I have tried with piplines but I need to to check when the scan is done, and after I send the stream from s3 to the AV, the original stream is consumed, hence, I cannot send it to the client. do you guys have any suggestion or any gotcha here?

code I have right now:

const stream = body.transformToWebStream();

const antivirusPassthrough = app.avClient.passthrough();
const downloadPassthrough = new PassThrough();


antivirusPassthrough.once("error", (err) => {
  throw err
});
antivirusPassthrough.once("scan-complete", (result) => {
  const { isInfected } = result;
  if (isInfected) {
    throw new Errpr("File is infected");
  }
});


pipeline(
  stream,
  antivirusPassthrough,
  downloadPassthrough,
  (err) => {
    if (err) {
      app.log.error(err);
    }
  }
);
return reply.send(downloadPassthrough);

Solution

To achieve your goal you need to find a thread off to save resources.

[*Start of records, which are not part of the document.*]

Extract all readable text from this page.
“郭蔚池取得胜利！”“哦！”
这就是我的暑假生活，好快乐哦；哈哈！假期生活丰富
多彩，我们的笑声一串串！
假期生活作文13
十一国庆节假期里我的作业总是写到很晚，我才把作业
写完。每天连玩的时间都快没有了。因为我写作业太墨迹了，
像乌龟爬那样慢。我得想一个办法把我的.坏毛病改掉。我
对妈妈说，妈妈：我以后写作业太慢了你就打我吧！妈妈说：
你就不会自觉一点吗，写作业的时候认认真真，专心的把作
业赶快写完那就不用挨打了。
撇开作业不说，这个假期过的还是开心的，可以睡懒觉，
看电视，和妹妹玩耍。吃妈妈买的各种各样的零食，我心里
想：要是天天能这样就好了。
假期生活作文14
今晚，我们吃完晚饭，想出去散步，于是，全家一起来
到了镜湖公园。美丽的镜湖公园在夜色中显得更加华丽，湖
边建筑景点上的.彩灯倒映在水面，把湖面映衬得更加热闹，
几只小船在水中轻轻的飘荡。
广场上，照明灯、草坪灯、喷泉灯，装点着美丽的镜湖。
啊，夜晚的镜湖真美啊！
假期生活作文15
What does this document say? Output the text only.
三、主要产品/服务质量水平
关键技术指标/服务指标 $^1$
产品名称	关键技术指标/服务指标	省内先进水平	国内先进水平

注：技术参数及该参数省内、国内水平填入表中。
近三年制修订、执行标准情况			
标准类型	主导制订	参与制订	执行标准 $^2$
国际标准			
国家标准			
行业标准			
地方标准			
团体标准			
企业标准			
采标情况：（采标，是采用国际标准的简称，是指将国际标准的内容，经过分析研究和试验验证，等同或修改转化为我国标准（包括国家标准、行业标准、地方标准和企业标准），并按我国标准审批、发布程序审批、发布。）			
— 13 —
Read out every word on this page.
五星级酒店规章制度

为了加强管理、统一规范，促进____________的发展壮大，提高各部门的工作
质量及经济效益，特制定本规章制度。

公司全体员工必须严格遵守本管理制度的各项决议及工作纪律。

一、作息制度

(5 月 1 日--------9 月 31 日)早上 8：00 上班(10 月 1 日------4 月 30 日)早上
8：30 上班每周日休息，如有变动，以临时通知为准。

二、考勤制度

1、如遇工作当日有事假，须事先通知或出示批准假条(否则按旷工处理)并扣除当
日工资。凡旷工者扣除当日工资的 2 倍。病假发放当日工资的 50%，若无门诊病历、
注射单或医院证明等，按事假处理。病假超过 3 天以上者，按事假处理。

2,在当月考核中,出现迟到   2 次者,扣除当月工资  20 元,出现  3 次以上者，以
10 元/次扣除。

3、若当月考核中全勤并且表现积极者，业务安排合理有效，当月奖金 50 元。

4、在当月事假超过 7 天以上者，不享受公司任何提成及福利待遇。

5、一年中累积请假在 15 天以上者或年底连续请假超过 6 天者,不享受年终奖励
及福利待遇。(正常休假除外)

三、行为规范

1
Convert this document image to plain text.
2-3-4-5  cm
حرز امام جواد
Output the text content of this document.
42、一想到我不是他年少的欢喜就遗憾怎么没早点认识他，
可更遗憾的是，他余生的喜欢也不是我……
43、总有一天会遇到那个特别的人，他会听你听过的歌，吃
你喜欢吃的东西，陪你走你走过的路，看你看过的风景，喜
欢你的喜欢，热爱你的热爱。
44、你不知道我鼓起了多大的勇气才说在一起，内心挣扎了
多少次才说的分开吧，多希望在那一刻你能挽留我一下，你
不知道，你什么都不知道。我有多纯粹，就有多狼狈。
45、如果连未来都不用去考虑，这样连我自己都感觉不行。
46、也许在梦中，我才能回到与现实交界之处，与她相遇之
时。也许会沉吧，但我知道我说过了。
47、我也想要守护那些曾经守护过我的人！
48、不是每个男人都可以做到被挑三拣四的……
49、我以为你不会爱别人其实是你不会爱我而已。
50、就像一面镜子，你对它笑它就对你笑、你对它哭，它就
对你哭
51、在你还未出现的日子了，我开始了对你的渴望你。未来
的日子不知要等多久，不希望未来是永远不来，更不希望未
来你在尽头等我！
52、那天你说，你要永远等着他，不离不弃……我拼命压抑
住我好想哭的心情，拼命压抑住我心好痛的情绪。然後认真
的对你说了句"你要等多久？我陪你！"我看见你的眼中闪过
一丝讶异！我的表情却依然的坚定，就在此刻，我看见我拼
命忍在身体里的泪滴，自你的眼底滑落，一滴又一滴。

You may use a PromiseTransform class in your Fastify server. This class allows you to wait for a promise (like your virus scan) to resolve before completing the stream.

Below is a demo of how to implement this using a random promise to simulate the virus scan:

const fs = require('fs');
const { Transform, PassThrough } = require('stream');
const { pipeline } = require('stream/promises');

// The class to wait for the promise to resolve before finishing the stream
class PromiseTransform extends Transform {
  constructor (aPromise, options = {}) {
    super(options);
    this.aPromise = aPromise;
  }

  _transform (chunk, encoding, callback) {
    this.push(chunk);
    callback();
  }

  _flush (callback) {
    // https://nodejs.org/api/stream.html#transform_flushcallback
    this.aPromise //
      .then(callback)
      .catch(callback);
  }
}

const app = require('fastify')({ logger: true });
app.get('/', async (request, reply) => {
  // The S3 object is a stream
  const sourceFile = fs.createReadStream(__filename);

  // This is a random promise to simulate the virus scan
  const slowRandomPromise = new Promise((resolve, reject) => {
    setTimeout(() => {
      if (Math.random() < 0.5) {
        console.log('random promise failed');
        reject(new Error('bad luck'));
        return;
      }
      console.log('random promise success');
      resolve();
    }, 1_500);
  });
  const promiseTransform = new PromiseTransform(slowRandomPromise);

  const downloadPassthrough = new PassThrough();

  pipeline(
    sourceFile, //
    promiseTransform, //
    downloadPassthrough,
  ).catch(() => {
    console.log('pipeline failed, do the cleanup (delete s3 object etc..)');
  });

  reply.header('Content-Disposition', 'attachment; filename="qwe.js"');
  return downloadPassthrough;
});

app.listen({ port: 8080 });

The _flush method in the PromiseTransform class is called when there are no more chunks to be transformed. It provides a way to perform any final processing before the stream is ended. In this case, the _flush method is used to wait for the provided promise (this.aPromise) to resolve before signaling that the stream has finished.

Note that the stream is sent to the client (the stream is flowing so we are not wasting server resources) BUT the response is destroyed if the promise rejects (the virus scan fails).

As result a node.js client will get the file under the hood:

const http = require('http');

function makeHttpRequest (url) {
  http.get(url, (response) => {
    const { statusCode } = response;
    console.log('statusCode:', statusCode);

    response.setEncoding('utf8');
    response.on('data', (data) => {
      // This is be called ether the virus scan fails or not
      console.log('data:', data);
    });
    response.on('error', (err) => {
      // This is be called if the virus scan fails
      console.log('Response error:', err);
    });
  });
}

makeHttpRequest('http://localhost:8080/');

The browser will delete the downloaded the file if the virus scan fails:

This approach:

save server resources
save S3 bandwidth: you read once
waste client bandwidth: you send the file to the client, but the client will delete it if the virus scan fails. Here you may improve the PromiseTransform to not send the last data chunks to do not finalize the file on the client.

I think this is a good trade-off because the case when the virus scan fails is rare IMHO.